Manchmal kann es auch hilfreich sein, so manches Inter­netwissen mit Humor zu nehmen. Zwei Gustostückerl aus der Schatzkiste von Dr. Google, die zeigen, dass die persönliche Beratung durch den Tierarzt unersetzlich ist: In England wurde bei einer Röntgenunter­suchung eine Münze im Magen eines Dalmatiners gefunden. Als die Besitzer mit diesem Umstand konfrontiert wurden, zeigten sie sich nicht verwundert, gaben sie dem Vierbeiner doch einmal im Monat einen Penny zum Entwurmen. Den Tipp hatten sie, no na, aus dem World Wide Web. Es handle sich um eine „schonende Methode nach alter Schule“.
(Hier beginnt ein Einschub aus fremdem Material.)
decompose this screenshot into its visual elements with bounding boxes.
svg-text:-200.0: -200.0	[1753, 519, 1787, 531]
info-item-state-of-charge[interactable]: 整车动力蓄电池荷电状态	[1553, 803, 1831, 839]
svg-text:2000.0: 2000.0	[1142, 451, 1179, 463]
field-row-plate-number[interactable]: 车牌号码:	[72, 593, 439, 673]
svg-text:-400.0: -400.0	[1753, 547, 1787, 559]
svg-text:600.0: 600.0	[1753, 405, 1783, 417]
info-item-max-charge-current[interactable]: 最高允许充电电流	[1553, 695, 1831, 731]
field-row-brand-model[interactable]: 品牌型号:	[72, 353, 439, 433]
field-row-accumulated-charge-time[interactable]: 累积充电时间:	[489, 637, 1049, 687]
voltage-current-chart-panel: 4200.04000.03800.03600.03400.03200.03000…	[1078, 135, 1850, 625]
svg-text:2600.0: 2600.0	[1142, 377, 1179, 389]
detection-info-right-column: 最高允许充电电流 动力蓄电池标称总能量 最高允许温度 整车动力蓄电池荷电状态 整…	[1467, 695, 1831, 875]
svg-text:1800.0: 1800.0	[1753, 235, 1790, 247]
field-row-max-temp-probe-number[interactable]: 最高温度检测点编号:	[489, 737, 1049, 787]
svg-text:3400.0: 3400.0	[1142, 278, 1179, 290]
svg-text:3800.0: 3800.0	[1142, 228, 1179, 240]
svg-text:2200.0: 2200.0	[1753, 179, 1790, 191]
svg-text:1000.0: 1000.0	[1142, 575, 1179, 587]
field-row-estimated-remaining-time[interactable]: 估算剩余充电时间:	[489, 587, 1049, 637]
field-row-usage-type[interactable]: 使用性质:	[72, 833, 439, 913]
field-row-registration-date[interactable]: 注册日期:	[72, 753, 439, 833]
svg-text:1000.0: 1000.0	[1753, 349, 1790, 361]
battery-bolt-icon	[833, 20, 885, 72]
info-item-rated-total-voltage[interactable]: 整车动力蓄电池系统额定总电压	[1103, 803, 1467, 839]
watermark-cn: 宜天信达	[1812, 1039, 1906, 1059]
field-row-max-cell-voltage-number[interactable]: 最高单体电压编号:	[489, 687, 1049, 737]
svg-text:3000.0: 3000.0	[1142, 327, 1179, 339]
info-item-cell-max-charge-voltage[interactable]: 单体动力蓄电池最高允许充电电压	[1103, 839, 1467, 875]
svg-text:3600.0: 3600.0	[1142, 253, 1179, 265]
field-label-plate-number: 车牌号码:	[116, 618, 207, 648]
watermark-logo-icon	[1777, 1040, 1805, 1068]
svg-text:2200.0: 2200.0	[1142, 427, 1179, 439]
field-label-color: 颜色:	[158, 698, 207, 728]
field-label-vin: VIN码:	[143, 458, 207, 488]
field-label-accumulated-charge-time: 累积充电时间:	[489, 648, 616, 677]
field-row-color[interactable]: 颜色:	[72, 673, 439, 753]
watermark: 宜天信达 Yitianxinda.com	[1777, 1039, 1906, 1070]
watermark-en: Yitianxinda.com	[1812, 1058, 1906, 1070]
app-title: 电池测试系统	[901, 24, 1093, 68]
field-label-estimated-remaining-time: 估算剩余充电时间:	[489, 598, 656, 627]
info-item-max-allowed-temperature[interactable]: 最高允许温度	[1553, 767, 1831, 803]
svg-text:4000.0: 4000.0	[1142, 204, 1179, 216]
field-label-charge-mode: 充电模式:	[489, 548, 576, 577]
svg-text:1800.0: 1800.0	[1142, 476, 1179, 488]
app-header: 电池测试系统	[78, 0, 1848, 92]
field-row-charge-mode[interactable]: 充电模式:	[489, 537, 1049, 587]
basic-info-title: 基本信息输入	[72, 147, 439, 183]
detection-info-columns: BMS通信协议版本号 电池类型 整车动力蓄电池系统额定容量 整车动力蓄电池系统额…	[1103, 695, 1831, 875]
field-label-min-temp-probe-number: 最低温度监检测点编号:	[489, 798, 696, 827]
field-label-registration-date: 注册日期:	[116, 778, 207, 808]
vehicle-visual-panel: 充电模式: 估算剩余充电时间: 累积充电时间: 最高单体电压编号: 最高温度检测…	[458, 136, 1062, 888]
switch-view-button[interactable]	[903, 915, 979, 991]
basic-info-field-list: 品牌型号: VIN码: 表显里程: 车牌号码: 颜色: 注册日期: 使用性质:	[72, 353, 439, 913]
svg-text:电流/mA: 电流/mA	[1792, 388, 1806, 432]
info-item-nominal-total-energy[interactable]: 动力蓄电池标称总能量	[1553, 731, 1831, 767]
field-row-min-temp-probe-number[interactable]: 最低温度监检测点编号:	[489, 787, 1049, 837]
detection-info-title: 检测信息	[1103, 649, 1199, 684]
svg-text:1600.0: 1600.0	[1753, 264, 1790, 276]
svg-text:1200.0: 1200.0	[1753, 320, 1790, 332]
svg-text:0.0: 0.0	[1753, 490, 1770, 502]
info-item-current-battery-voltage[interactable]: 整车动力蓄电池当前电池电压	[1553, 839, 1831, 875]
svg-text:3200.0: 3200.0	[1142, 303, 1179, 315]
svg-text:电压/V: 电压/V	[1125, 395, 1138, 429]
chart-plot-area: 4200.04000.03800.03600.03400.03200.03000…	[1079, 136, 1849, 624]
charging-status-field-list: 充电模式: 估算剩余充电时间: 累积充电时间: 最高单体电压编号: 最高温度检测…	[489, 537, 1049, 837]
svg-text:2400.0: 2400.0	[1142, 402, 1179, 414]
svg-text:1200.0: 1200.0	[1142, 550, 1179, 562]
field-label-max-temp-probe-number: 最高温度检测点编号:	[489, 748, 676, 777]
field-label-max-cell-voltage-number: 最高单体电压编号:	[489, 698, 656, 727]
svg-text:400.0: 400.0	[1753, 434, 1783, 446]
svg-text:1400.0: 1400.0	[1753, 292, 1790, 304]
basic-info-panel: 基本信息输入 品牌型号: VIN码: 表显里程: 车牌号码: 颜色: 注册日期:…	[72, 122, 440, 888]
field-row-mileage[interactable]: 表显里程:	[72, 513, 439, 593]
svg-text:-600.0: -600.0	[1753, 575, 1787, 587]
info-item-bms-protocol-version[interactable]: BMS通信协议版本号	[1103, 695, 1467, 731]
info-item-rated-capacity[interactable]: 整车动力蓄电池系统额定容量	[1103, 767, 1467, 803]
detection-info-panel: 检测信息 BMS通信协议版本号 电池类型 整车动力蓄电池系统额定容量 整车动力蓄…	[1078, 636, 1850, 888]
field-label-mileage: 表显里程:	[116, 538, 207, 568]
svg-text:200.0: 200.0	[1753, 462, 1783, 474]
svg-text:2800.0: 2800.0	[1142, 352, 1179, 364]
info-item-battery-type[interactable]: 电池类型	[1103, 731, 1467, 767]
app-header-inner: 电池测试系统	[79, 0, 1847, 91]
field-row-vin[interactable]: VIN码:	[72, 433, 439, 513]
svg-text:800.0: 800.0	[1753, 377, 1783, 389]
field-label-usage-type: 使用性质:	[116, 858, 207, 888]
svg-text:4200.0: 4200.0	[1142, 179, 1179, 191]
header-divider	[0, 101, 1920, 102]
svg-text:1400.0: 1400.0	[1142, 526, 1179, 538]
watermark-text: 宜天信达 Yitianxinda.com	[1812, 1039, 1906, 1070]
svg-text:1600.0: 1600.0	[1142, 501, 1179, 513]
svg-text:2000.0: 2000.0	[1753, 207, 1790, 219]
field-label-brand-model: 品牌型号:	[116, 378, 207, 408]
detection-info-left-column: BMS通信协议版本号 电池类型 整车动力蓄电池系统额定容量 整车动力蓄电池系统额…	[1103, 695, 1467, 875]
Weitreichende Konsequenzen hatte auch der erste Tierarztbesuch einer Welpenbesitzerin, die ihre kleine Hündin impfen lassen wollte. Bei der Allgemeinuntersuchung wunderte sich die Tierärztin über den falschen Geschlechtseintrag und auch über den Hundenamen Laika. Im Gespräch stellte sich heraus, dass die „Beule am Bauch“ gar nicht der von Google diagnostizierte Nabelbruch, ­sondern in Wahrheit der inzwischen abgestiegene Hoden war. Na bumm!